It is one of the most bizarre cases in recent memory and it may well set a precedent if only because it's not likely to ever happen again. It involves a set of formerly conjoined twins and a complete stranger, all bound up in a set of circumstances almost beyond imagining.
It began when two of the plaintiffs were born. The unnamed females were joined at birth when they came into the world in
Las Palmas on the Canary Islands in 1973. They were separated by doctors in a successful operation that altered - and likely saved - both their lives.
The baby girls were then taken back to their rooms at the hospital and placed in a crib. At some point, the women say someone removed one of the infants from that crib for some reason and accidentally put another baby back in its place.
No one noticed the error and the pair grew up thinking they were sisters and non-identical twins. Meanwhile, the real separated sibling was placed into another layette and went home with a different family, who unknowingly raised her as their own.

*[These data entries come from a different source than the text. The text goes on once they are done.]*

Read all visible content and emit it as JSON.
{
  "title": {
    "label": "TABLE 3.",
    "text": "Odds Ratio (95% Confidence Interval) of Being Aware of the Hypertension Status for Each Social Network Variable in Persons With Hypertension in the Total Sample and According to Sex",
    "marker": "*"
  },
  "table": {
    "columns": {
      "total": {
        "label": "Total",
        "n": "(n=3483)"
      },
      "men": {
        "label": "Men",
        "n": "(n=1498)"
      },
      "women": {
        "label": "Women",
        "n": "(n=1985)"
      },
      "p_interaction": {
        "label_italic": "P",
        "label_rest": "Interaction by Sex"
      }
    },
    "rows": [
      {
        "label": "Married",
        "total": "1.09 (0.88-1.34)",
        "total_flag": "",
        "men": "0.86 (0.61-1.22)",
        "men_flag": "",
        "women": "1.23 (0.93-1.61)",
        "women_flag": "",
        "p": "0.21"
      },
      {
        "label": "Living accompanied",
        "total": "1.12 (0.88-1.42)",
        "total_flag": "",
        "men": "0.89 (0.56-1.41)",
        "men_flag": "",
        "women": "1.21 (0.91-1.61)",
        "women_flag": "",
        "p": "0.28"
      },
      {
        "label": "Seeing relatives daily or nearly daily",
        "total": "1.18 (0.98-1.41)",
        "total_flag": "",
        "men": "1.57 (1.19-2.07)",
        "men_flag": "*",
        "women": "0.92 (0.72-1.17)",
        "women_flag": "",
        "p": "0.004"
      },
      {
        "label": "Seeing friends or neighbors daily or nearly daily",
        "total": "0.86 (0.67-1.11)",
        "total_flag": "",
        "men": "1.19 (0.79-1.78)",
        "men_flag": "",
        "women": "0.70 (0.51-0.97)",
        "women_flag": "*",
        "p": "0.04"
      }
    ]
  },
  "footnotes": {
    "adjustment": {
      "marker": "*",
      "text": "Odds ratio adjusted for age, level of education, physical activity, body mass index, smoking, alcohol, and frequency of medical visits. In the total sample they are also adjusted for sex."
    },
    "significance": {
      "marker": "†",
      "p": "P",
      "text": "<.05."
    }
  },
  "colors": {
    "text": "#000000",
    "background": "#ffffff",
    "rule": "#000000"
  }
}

"In 1973 there were two assistants and one supervisor for 60 babies," former maternity worker Densi Calero explains about the mix-up. "It's not impossible to imagine something like this could happen."
The real twins finally met in 2001 in a bizarre coincidence and slowly came to the horrifying realization of their origins. A friend who worked as a clerk in a clothing store greeted one of the pair and was stunned when she told her they'd never met. She was the spitting image of the woman's best friend and when they encountered each other again, the clerk figured out something was wrong.
She arranged a meeting for the duo and a DNA test proved their suspicions were correct. It was devastating news for both, along with the twin sister-who-wasn't, a second girl who was actually raised by complete strangers.
All are 35 years old now and all three want compensation for a mistake that can never really be rectified. "I wish I'd never found out about it," lawyer Socorro Perdomo quotes the twin taken home by different parents as saying.
"It does not take a lot of effort to put yourself in the position of any of these people in order to understand the damage that has been done," the advocate points out. "Since this discovery, her world has turned a bit upside down. The first right of any child is the right to their own personal and family identity. In this case, that right has been violated."
The complicated case was actually launched in 2004 and has been slowly wending its way through the legal system ever since. The parties are seeking Cdn.$4.6 million in damages and a court is expected to rule soon on whether they have a right to the money.